Read the full article on the Earth & Environmental Sciences Area (EESA) website.
At a glance, nitrogen seems to be an extremely abundant element, comprising nearly 80% of Earth’s atmosphere. But for organisms to actually access nitrogen–an essential building block for proteins, DNA molecules, and more–the element must be “fixed” by bacteria that convert atmospheric nitrogen into a usable form through a process known as nitrogen fixation. This makes nitrogen a primary limiting nutrient in many ecosystems, largely affecting the growth of plants along with ecosystem diversity, productivity, and resilience.

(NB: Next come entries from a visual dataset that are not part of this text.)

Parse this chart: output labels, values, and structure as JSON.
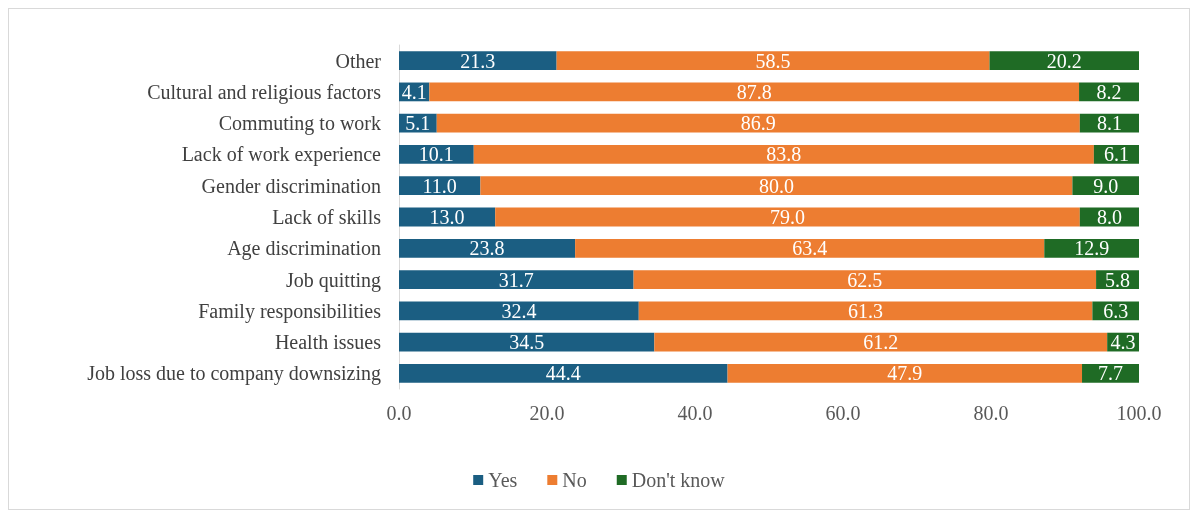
{
  "chart_data": {
    "type": "bar",
    "orientation": "horizontal",
    "stacked": true,
    "legend": "bottom",
    "grid": false,
    "categories": [
      "Other",
      "Cultural and religious factors",
      "Commuting to work",
      "Lack of work experience",
      "Gender discrimination",
      "Lack of skills",
      "Age discrimination",
      "Job quitting",
      "Family responsibilities",
      "Health issues",
      "Job loss due to company downsizing"
    ],
    "xlim": [
      0,
      100
    ],
    "xticks": [
      {
        "value": 0,
        "label": "0.0"
      },
      {
        "value": 20,
        "label": "20.0"
      },
      {
        "value": 40,
        "label": "40.0"
      },
      {
        "value": 60,
        "label": "60.0"
      },
      {
        "value": 80,
        "label": "80.0"
      },
      {
        "value": 100,
        "label": "100.0"
      }
    ],
    "series": [
      {
        "name": "Yes",
        "color": "#1b5e82",
        "values": [
          21.3,
          4.1,
          5.1,
          10.1,
          11.0,
          13.0,
          23.8,
          31.7,
          32.4,
          34.5,
          44.4
        ],
        "value_labels": [
          "21.3",
          "4.1",
          "5.1",
          "10.1",
          "11.0",
          "13.0",
          "23.8",
          "31.7",
          "32.4",
          "34.5",
          "44.4"
        ]
      },
      {
        "name": "No",
        "color": "#ed7d31",
        "values": [
          58.5,
          87.8,
          86.9,
          83.8,
          80.0,
          79.0,
          63.4,
          62.5,
          61.3,
          61.2,
          47.9
        ],
        "value_labels": [
          "58.5",
          "87.8",
          "86.9",
          "83.8",
          "80.0",
          "79.0",
          "63.4",
          "62.5",
          "61.3",
          "61.2",
          "47.9"
        ]
      },
      {
        "name": "Don't know",
        "color": "#1f6b25",
        "values": [
          20.2,
          8.2,
          8.1,
          6.1,
          9.0,
          8.0,
          12.9,
          5.8,
          6.3,
          4.3,
          7.7
        ],
        "value_labels": [
          "20.2",
          "8.2",
          "8.1",
          "6.1",
          "9.0",
          "8.0",
          "12.9",
          "5.8",
          "6.3",
          "4.3",
          "7.7"
        ]
      }
    ]
  }
}
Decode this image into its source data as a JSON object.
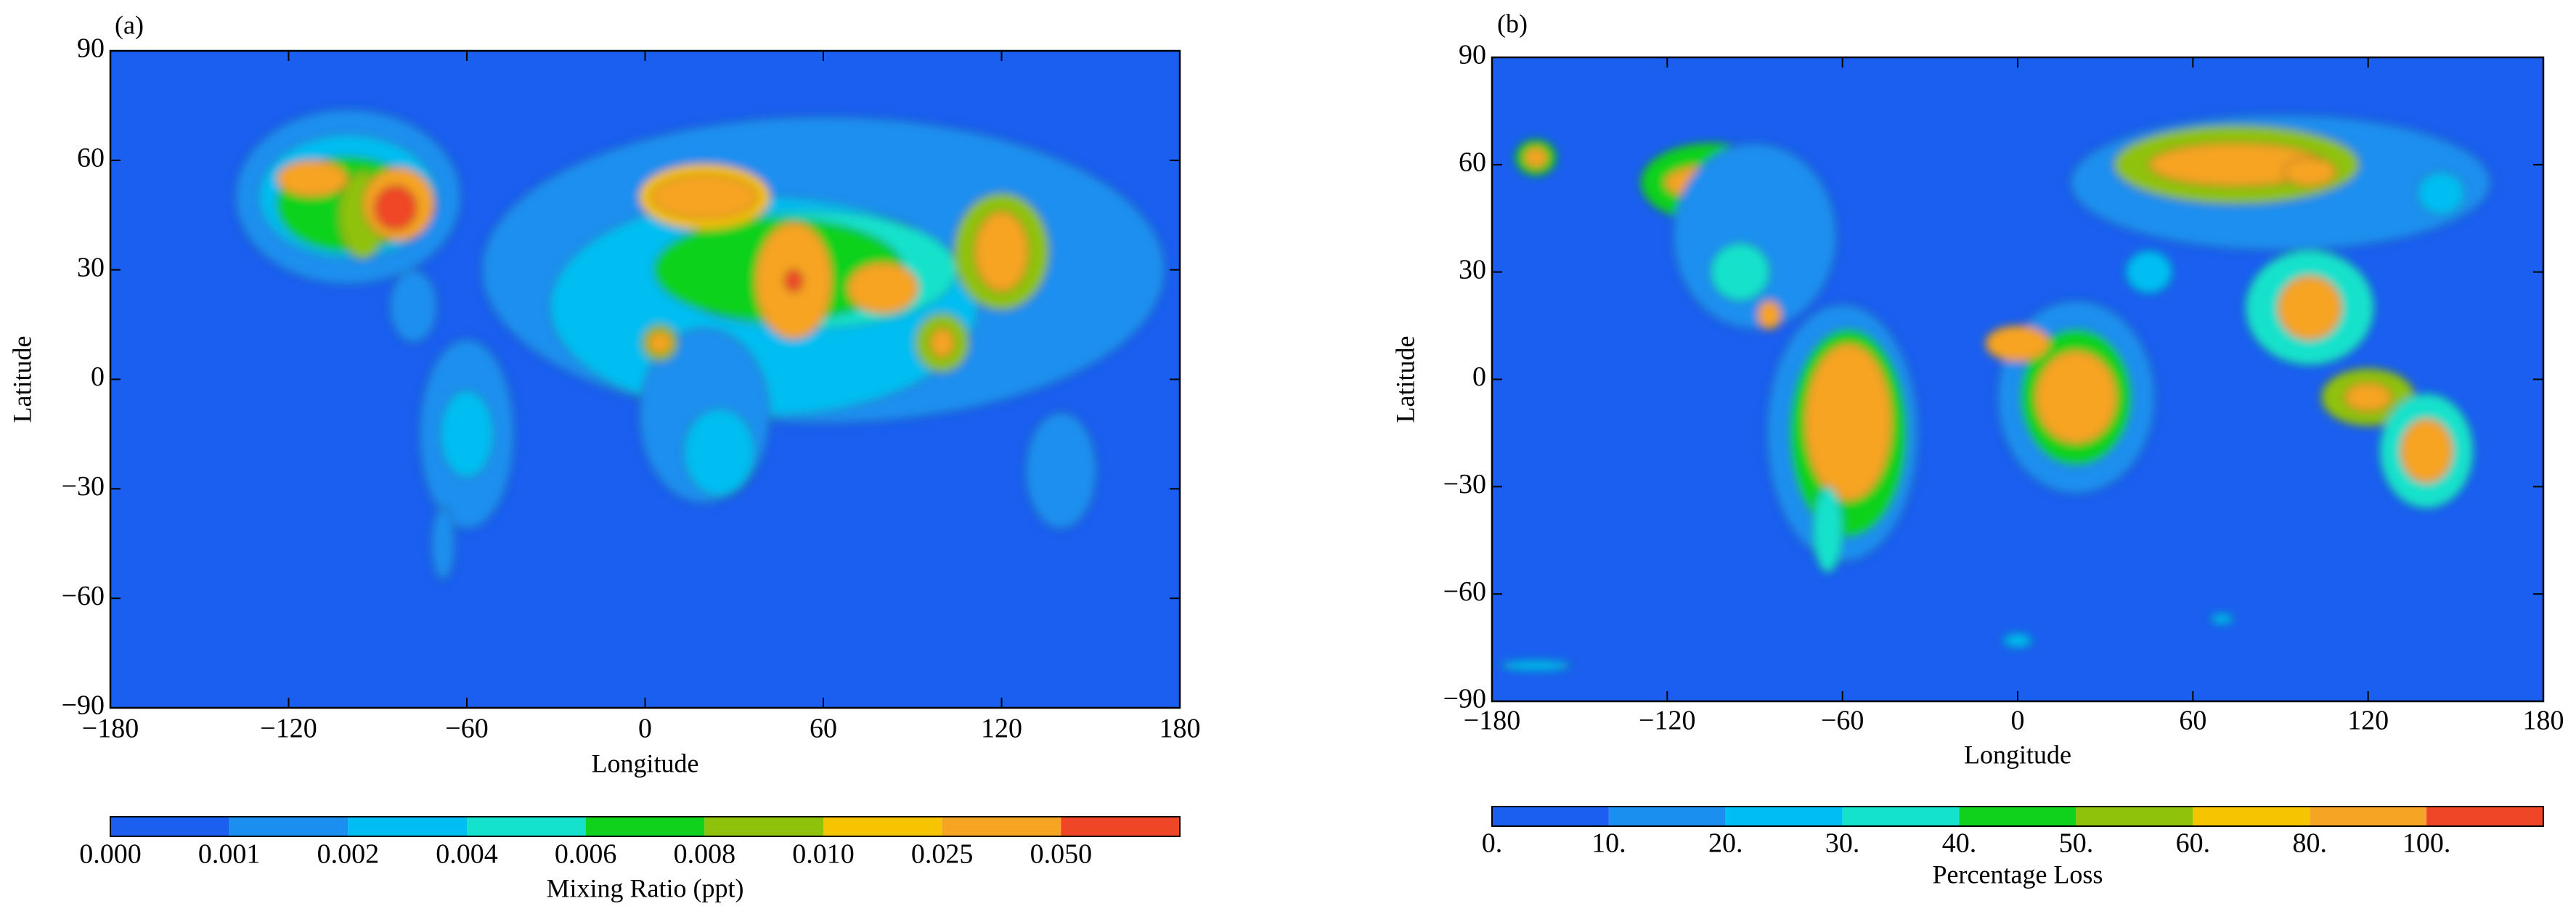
{
  "chart_data": [
    {
      "type": "contour-map",
      "panel_label": "(a)",
      "xlabel": "Longitude",
      "ylabel": "Latitude",
      "xlim": [
        -180,
        180
      ],
      "ylim": [
        -90,
        90
      ],
      "xticks": [
        {
          "value": -180,
          "label": "−180"
        },
        {
          "value": -120,
          "label": "−120"
        },
        {
          "value": -60,
          "label": "−60"
        },
        0,
        60,
        120,
        180
      ],
      "yticks": [
        90,
        60,
        30,
        0,
        {
          "value": -30,
          "label": "−30"
        },
        {
          "value": -60,
          "label": "−60"
        },
        {
          "value": -90,
          "label": "−90"
        }
      ],
      "colorbar": {
        "label": "Mixing Ratio (ppt)",
        "levels": [
          {
            "value": 0,
            "label": "0.000"
          },
          0.001,
          0.002,
          0.004,
          0.006,
          0.008,
          {
            "value": 0.01,
            "label": "0.010"
          },
          0.025,
          {
            "value": 0.05,
            "label": "0.050"
          }
        ],
        "colors": [
          "#1a5ff0",
          "#1a8ff0",
          "#00bef2",
          "#14e2cc",
          "#10d21c",
          "#8fc20a",
          "#f6c400",
          "#f6a424",
          "#f04628"
        ]
      }
    },
    {
      "type": "contour-map",
      "panel_label": "(b)",
      "xlabel": "Longitude",
      "ylabel": "Latitude",
      "xlim": [
        -180,
        180
      ],
      "ylim": [
        -90,
        90
      ],
      "xticks": [
        {
          "value": -180,
          "label": "−180"
        },
        {
          "value": -120,
          "label": "−120"
        },
        {
          "value": -60,
          "label": "−60"
        },
        0,
        60,
        120,
        180
      ],
      "yticks": [
        90,
        60,
        30,
        0,
        {
          "value": -30,
          "label": "−30"
        },
        {
          "value": -60,
          "label": "−60"
        },
        {
          "value": -90,
          "label": "−90"
        }
      ],
      "colorbar": {
        "label": "Percentage Loss",
        "levels": [
          {
            "value": 0,
            "label": "0."
          },
          {
            "value": 10,
            "label": "10."
          },
          {
            "value": 20,
            "label": "20."
          },
          {
            "value": 30,
            "label": "30."
          },
          {
            "value": 40,
            "label": "40."
          },
          {
            "value": 50,
            "label": "50."
          },
          {
            "value": 60,
            "label": "60."
          },
          {
            "value": 80,
            "label": "80."
          },
          {
            "value": 100,
            "label": "100."
          }
        ],
        "colors": [
          "#1a5ff0",
          "#1a8ff0",
          "#00bef2",
          "#14e2cc",
          "#10d21c",
          "#8fc20a",
          "#f6c400",
          "#f6a424",
          "#f04628"
        ]
      }
    }
  ]
}
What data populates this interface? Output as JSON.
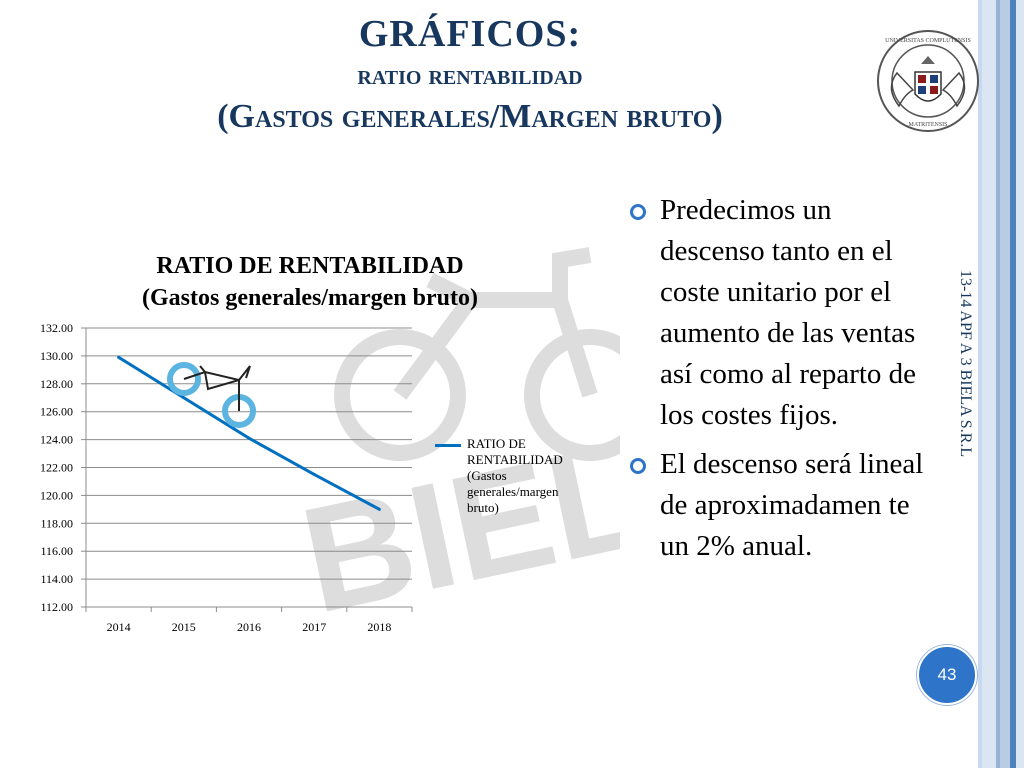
{
  "slide": {
    "title_line1": "GRÁFICOS:",
    "title_line2": "ratio rentabilidad",
    "title_line3": "(Gastos generales/Margen bruto)",
    "side_text": "13-14 APF A 3 BIELA S.R.L",
    "page_number": "43"
  },
  "colors": {
    "title": "#17375E",
    "accent": "#2E75C9",
    "series": "#0070C0",
    "stripes": [
      "#B8CCE4",
      "#95B3D7",
      "#DCE6F2",
      "#4F81BD",
      "#C6D9F1"
    ]
  },
  "bullets": [
    {
      "text": "Predecimos un descenso tanto en el coste unitario por el aumento de las ventas así como al reparto de los costes fijos."
    },
    {
      "text": "El descenso será lineal de aproximadamen te un 2% anual."
    }
  ],
  "chart_data": {
    "type": "line",
    "title_line1": "RATIO DE RENTABILIDAD",
    "title_line2": "(Gastos generales/margen bruto)",
    "categories": [
      "2014",
      "2015",
      "2016",
      "2017",
      "2018"
    ],
    "series": [
      {
        "name": "RATIO DE RENTABILIDAD (Gastos generales/margen bruto)",
        "values": [
          129.9,
          127.0,
          124.1,
          121.5,
          119.0
        ]
      }
    ],
    "yticks": [
      "112.00",
      "114.00",
      "116.00",
      "118.00",
      "120.00",
      "122.00",
      "124.00",
      "126.00",
      "128.00",
      "130.00",
      "132.00"
    ],
    "ylim": [
      112,
      132
    ],
    "grid": "horizontal",
    "legend": "right",
    "watermark_text": "BIELA"
  }
}
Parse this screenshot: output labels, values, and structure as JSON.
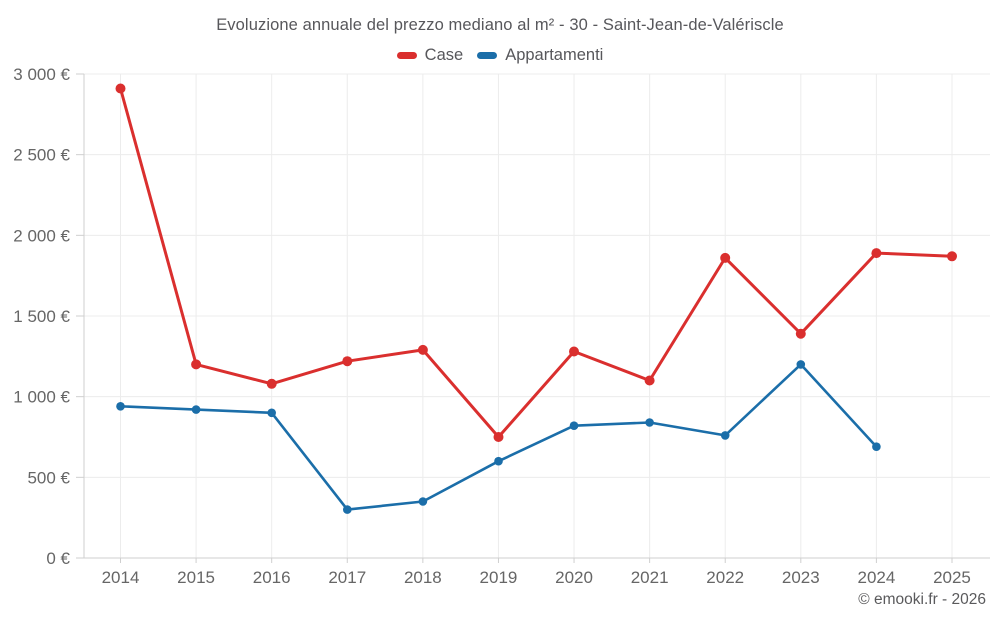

A recent study led by EESA postdoctoral researcher Kelsey Crutchfield-Peters took to the field to explore nitrogen cycling in an deep old growth forest rhizosphere–a region of the subsurface composed of plant roots and their microbiomes–where nutrient uptake has been largely unexplored. The study, published in the Proceedings of the National Academy of Sciences, found that dissolved nitrogen in deep weathered bedrock was an order of magnitude higher than in upper-layer soils, where most nutrient uptake is assumed to occur. The team’s findings from this forest subsurface in particular, with roots extending meters into underlying weathered bedrock beyond thin soils, can help to expand our understanding of where plants get nutrients, and suggests that ecosystem models and nitrogen budgets may be missing a major piece of the nitrogen story.